インカム
『花音』店の地下一階の宿泊施設内の一室にて。
「なん、なのよ!あんたは!?」
「善嗣の社長でっす」
「だって、あんた、今。暗殺者と闘っているはずじゃ」
女性は、恋寧は混乱した。混乱を露わにした。
周空と連絡を取ったり周空の状況を把握したりするインカムからは、確かに、目の前の男の声と、周空の声が聞こえてくる。戦っている音がする。

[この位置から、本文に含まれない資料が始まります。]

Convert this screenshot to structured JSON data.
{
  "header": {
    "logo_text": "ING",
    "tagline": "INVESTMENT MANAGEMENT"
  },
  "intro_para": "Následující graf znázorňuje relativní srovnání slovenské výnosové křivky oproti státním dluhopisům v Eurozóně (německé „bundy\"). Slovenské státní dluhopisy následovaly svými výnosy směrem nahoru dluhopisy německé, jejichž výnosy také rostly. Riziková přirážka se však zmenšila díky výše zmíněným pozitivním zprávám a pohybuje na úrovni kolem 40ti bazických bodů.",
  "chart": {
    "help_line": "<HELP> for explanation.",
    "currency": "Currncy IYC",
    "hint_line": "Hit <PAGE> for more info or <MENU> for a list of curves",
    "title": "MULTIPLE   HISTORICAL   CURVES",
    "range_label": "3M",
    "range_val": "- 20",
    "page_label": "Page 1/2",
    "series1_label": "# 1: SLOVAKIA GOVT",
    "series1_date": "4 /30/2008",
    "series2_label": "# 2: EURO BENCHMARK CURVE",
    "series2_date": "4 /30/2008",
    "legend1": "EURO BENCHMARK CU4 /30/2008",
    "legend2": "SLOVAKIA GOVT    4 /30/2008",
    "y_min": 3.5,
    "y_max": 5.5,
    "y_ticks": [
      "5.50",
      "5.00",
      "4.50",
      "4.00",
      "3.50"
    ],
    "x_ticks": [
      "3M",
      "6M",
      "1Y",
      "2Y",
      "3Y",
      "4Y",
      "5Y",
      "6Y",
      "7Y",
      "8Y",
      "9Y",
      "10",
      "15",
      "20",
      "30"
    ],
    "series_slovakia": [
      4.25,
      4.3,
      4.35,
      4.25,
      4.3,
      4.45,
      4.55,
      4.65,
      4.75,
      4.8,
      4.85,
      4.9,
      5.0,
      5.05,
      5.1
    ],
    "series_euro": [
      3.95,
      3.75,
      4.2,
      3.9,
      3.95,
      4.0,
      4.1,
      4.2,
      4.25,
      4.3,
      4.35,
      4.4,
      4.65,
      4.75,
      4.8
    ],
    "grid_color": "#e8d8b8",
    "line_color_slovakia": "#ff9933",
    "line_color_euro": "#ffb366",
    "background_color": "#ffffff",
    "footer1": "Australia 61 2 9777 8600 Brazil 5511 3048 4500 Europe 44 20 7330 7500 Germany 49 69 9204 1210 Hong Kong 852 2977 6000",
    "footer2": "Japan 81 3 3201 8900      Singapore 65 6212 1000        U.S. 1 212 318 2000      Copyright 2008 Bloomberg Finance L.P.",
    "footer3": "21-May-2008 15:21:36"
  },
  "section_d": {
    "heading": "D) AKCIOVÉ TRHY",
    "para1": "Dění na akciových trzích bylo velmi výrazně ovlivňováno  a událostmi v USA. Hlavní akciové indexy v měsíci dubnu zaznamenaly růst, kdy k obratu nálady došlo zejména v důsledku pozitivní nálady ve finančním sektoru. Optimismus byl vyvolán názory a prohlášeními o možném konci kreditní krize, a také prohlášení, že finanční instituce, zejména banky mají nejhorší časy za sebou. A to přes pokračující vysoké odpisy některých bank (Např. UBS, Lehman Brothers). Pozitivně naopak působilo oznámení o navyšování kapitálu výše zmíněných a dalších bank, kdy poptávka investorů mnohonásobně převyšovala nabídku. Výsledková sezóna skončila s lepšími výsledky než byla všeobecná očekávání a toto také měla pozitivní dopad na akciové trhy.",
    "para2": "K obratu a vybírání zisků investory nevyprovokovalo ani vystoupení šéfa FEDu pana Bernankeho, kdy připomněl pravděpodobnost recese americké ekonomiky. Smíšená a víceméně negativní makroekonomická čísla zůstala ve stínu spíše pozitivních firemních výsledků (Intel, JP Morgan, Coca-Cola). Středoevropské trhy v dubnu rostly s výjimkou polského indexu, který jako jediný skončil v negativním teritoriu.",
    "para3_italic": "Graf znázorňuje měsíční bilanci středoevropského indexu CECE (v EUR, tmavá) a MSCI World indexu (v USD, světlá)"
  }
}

呂々爺から己の姿形に変化する自立式の魔法道具を手渡された事は知っている。
けれども、それを使っている様子はないとの報告も確かに受けていた。
魔法も全然使えず、守護霊の力を頼りにしているだけだとも。
「………腐っても、名を馳せる魔法使いって事ね」
「腐ってないけどね。記憶喪失になってるだけだけどね」
そうね。
恋寧は溜息を出すと、腕を組んで日埜恵と相対した。
「あいつをどこにやったのよ?」
客として『花音』店にやってきていた恋寧は、この店のどこかに隠れている周空の合図を受けてから、マスクを装着し、奏、呂々爺、その他の客が睡眠香で眠ったのを確認して、バーカウンターに隠れて、周空と日埜恵がこの店を出て行ってのち、地下へと向かったのだ。
自らの手で、善嗣を残虐無比に殺害する為に。
善嗣が居る部屋の扉を開けた時、顔面蒼白になっていた善嗣は恋寧を店員と勘違いしていた。
掃除やベッドメイクでもしに来たと思ったのだろう。
部屋から出て行こうとする善嗣の肩を掴んで動きを止めたその時だった。
善嗣が居なくなり、代わりに、日埜恵が出現したのである。
「早く教えなさいよ。私からあのこを奪ったあいつの居場所を」
とても冷たい表情を、声音を、恋寧は日埜恵へと突き刺す勢いで向けたのであった。